Я действительно люблю возвращаться в одни и те же места, по нескольку раз снимать одни и те же предметы, при разных освещениях или через разные временные промежутки, чтобы можно было наблюдать их трансформацию. Ведь в этом суть кино — запечатлеть изменение вещей, их движение. И это возвращение к одним и тем же мотивам может продолжаться из фильма в фильм: поэтому я задумываю каждый из своих фильмов как элемент серийного ряда. Каждый фильм — это определенный подход, определенный аспект одного и того же таинства. Но еще мне нравится идея бесконечного фильма — фильма, который продолжается за пределами времени, отведенного для его показа (отсюда моя склонность к прологам и ложным финалам). Каждый эпизод или пьеса или опус — это маленькая часть большого ансамбля. Я думаю, что это станет более очевидно, если показать все мои фильмы один за другим.
Штрауб вдруг спросил: «Ну так что, когда мы начнем снимать твое кино?»

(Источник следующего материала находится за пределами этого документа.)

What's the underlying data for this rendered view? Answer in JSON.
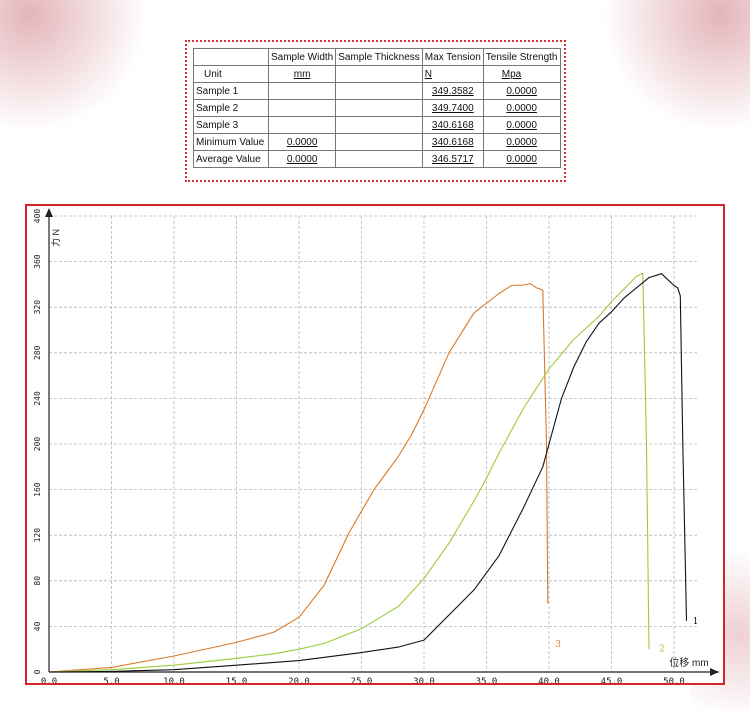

Но эта серия лишена структуры, присущей, например, сериям Ромера (возможно, все поклонники творчества Бальзака имеют склонность к серийности, как результат их преклонения перед «Человеческой комедией») или Джорджа Лукаса. Моя серия — более открытая, алеаторическая. Я не знаю заранее, сколько в ней будет фильмов и в каком направлении она станет развиваться. Строительством Замка руководит Случай.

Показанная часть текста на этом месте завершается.